Hay que ser muy atrevida para versionar el relato bíblico de Adán y Eva, tan archiconocido y tan cargado de creencia. Hay que ser atrevida para asumir que el propio relato puede disuadir a los potenciales lectores de iniciar la lectura. Gioconda Belli se atreve y le sale bien, muy bien.
Muchos conocimos a Adán y Eva en nuestra más tierna infancia. Nos contaron que eran “nuestros primeros padres”, y que estrenaron el principio de casi todo, según el génesis bíblico. Dos pobres inocentones, que, movidos por la soberbia en forma de serpiente, se atrevieron a desobedecer a su creador y acabaron comiendo del árbol del bien y del mal. Y con el bocado a la manzana “se jodió el invento”.
Soy de la opinión de que cualquier versión que no mejore o aporte algo al original es completamente prescindible. Lo aplico especialmente a la música, pero el criterio puede servir para cualquier ámbito artístico, y para la vida en general.

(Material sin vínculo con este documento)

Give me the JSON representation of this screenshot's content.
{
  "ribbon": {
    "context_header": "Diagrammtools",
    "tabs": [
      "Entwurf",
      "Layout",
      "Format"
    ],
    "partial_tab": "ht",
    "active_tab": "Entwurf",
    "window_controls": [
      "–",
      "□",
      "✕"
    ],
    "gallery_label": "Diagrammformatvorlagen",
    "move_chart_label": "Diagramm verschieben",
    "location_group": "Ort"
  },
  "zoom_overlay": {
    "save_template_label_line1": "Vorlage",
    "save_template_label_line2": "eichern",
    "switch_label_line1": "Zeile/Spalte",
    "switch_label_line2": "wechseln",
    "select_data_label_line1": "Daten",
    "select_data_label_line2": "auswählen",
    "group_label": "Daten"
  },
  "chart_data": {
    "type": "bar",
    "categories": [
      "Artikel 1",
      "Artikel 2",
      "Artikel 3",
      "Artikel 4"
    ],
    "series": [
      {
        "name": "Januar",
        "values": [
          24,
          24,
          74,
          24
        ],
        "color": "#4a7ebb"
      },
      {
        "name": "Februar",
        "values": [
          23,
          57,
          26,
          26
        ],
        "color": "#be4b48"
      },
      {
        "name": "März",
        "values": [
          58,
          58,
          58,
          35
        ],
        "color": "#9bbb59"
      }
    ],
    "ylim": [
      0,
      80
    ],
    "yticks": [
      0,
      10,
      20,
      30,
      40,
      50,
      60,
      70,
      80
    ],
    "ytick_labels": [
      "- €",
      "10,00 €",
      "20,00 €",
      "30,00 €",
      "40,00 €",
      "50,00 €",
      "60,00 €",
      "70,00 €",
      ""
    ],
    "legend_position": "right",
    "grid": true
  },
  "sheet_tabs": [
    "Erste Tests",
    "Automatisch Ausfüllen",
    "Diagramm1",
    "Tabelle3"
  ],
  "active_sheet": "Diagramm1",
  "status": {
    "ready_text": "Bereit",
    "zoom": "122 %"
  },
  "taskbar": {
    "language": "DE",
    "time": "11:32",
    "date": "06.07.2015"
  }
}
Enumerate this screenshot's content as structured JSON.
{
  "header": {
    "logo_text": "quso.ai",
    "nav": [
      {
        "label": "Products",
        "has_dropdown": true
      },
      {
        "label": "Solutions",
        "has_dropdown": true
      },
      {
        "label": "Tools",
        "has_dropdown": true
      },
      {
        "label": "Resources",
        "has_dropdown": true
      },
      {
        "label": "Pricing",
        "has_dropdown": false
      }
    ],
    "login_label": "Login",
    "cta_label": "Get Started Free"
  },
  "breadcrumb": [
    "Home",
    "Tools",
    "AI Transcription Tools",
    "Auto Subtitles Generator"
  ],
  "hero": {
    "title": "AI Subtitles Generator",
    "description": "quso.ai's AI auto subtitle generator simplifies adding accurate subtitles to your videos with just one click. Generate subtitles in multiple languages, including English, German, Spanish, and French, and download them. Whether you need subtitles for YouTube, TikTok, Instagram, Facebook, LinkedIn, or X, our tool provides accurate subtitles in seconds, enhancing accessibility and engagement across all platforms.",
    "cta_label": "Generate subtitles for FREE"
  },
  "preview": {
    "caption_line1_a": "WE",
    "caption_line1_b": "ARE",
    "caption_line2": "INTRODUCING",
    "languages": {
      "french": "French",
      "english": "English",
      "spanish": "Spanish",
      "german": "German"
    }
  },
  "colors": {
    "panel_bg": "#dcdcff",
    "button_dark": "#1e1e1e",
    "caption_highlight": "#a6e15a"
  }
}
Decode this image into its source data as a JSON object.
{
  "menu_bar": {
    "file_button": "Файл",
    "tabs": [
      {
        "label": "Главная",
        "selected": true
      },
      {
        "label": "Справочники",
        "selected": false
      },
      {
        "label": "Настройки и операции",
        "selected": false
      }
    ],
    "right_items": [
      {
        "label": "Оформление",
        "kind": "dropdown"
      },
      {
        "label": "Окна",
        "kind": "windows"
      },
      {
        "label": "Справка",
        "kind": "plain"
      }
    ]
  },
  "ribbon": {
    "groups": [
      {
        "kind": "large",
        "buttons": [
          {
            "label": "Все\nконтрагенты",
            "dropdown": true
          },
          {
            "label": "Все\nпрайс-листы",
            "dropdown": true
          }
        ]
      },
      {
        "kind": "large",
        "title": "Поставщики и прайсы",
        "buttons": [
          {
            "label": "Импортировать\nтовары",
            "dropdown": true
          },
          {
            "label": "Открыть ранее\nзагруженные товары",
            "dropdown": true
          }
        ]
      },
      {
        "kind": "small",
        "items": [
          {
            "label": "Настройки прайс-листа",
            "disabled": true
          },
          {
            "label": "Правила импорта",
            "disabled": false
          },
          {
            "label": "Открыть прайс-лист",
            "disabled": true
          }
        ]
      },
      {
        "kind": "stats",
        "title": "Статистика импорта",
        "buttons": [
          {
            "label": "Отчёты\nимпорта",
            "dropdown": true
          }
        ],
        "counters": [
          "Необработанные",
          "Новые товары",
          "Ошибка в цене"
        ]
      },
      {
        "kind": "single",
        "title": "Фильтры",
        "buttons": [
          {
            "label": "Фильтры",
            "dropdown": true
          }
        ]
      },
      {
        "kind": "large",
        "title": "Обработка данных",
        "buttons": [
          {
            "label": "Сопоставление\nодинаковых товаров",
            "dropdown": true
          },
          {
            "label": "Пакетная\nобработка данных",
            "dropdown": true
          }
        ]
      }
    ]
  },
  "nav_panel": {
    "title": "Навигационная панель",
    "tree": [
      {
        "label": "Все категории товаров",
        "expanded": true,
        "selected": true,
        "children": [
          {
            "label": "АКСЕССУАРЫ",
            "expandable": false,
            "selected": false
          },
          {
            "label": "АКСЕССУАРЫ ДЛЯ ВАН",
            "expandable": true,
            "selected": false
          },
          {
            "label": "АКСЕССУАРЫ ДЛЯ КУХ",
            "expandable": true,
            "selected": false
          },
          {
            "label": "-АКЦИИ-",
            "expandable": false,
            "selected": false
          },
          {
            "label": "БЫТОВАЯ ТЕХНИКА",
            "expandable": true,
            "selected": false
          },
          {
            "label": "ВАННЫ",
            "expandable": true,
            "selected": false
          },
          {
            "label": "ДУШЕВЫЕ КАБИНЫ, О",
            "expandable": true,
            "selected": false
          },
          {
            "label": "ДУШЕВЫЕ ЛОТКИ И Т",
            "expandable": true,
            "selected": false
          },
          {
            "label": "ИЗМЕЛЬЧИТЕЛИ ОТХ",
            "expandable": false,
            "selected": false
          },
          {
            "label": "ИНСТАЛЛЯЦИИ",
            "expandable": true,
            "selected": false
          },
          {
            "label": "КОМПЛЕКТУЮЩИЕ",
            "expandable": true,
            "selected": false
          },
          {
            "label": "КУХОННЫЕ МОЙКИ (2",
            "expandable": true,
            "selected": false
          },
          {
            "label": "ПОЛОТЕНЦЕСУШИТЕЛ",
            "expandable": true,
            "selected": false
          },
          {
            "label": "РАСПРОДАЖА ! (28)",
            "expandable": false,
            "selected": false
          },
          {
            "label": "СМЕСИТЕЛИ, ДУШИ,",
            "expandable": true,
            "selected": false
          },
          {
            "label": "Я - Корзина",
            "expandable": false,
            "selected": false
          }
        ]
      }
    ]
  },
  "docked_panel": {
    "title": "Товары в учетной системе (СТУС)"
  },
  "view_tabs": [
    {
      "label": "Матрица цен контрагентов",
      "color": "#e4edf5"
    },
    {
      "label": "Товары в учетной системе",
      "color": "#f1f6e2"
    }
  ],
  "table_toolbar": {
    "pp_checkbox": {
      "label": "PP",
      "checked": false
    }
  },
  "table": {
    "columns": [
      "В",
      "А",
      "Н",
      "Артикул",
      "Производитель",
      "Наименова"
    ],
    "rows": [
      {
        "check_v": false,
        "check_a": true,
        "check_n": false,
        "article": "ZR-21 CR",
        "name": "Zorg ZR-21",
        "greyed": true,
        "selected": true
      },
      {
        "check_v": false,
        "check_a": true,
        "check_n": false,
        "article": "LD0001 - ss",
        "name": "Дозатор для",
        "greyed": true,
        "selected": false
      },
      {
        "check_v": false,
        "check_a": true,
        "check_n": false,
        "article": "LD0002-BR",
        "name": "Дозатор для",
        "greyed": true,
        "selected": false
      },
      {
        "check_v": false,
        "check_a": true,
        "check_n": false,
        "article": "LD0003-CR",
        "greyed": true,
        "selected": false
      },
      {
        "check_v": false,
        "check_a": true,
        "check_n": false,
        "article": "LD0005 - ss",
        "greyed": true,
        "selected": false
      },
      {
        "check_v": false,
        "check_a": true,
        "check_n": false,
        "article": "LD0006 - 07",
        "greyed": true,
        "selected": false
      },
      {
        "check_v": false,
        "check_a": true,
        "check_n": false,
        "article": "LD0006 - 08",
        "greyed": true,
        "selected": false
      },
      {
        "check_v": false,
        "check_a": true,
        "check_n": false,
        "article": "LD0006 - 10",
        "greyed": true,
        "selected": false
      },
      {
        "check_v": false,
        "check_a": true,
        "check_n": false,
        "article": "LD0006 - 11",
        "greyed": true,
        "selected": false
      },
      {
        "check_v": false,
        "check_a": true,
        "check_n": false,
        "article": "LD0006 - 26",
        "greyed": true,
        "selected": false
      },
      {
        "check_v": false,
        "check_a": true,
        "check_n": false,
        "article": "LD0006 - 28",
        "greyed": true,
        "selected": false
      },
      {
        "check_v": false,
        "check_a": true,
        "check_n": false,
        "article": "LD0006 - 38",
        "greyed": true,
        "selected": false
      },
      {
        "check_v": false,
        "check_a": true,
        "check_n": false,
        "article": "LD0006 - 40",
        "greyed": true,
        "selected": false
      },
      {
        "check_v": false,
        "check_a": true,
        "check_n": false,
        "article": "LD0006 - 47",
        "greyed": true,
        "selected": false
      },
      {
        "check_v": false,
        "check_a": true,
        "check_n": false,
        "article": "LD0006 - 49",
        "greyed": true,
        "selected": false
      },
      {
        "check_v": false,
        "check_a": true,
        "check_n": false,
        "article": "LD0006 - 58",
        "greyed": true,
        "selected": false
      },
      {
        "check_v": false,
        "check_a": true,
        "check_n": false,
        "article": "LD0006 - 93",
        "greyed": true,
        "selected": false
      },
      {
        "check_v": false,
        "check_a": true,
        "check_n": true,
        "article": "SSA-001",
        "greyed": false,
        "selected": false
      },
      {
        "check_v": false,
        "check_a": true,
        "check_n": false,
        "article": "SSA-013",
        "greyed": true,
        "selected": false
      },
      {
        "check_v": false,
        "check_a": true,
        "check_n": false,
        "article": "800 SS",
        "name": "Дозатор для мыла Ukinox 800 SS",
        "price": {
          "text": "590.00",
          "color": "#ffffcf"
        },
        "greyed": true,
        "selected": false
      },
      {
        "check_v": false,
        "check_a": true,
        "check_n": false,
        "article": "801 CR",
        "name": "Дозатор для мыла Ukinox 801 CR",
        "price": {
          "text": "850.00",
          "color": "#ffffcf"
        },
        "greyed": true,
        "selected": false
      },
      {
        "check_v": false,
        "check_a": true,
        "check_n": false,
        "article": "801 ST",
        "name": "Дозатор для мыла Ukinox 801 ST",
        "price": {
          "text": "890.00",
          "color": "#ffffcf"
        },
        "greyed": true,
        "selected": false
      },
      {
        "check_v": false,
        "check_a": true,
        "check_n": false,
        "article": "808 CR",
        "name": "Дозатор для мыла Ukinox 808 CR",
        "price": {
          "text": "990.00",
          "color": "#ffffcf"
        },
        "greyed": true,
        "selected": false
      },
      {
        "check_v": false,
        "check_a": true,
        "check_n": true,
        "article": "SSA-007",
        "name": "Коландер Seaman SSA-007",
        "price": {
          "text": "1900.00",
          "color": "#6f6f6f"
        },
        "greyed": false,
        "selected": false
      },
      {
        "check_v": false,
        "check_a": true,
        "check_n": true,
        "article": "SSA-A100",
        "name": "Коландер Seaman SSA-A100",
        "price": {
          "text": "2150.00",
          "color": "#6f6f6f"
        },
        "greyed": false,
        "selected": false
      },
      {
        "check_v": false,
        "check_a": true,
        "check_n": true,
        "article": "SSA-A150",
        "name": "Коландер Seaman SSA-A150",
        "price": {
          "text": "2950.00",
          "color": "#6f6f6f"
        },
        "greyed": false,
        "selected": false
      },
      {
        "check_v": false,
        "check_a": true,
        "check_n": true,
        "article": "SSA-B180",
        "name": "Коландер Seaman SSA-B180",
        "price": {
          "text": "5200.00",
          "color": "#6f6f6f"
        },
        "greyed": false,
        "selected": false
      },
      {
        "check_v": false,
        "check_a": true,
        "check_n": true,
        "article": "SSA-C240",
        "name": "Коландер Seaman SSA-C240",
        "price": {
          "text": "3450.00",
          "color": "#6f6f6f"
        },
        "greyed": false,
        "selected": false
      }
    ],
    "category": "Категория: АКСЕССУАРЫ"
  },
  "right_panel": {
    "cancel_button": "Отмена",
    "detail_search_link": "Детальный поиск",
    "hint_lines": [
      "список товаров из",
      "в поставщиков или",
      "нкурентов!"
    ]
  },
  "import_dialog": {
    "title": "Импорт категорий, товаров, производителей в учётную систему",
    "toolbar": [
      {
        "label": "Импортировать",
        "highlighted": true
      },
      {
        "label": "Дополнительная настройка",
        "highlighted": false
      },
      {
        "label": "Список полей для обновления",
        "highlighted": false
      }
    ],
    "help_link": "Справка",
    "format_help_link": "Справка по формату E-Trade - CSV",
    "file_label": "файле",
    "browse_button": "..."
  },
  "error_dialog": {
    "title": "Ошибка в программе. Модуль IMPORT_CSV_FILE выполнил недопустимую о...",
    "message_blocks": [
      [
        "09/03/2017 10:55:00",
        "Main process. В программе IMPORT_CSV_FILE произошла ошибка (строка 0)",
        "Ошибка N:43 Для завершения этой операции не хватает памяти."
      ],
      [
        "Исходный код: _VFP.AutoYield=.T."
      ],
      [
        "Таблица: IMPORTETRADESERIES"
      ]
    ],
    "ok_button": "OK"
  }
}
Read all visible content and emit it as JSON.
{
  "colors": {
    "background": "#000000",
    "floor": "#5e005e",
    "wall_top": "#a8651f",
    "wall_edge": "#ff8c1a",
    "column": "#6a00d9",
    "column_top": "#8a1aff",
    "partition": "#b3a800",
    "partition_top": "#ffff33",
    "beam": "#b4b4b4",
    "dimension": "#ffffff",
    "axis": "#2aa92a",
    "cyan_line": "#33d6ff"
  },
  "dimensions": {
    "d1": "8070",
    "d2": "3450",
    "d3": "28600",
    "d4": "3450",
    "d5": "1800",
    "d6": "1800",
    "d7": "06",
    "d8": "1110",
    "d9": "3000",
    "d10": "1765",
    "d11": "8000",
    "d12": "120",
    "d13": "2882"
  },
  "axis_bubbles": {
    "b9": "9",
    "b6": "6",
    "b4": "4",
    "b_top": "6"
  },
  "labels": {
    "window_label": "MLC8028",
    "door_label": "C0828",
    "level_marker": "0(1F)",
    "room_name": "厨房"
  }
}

El libro de Gioconda Belli “El infinito en la palma de la mano”, no deja de ser la historia de Adán y Eva, pero contada desde otra mirada, desde otro tiempo, de otra manera.
Un relato divertido que desmitifica mito y fábula, que convierte el libro de los orígenes en cuento. Las aventuras de Adán y Eva desprovistos de la protección de la divinidad, enfrentándose a su propia humanidad.
Una lectura fresca, divertida y más que interesante. ¿Y si las cosas no fueron como nos las contaron?
Al hilo de este libro, quiero recordar un librito de Mark Twain “Diarios de Adán y Eva” que también vale la pena leer. Diarios cargados de humor ácido y ternura. También otra manera de leer esa primera historia, esa primera relación de pareja que nunca fue un camino de rosas.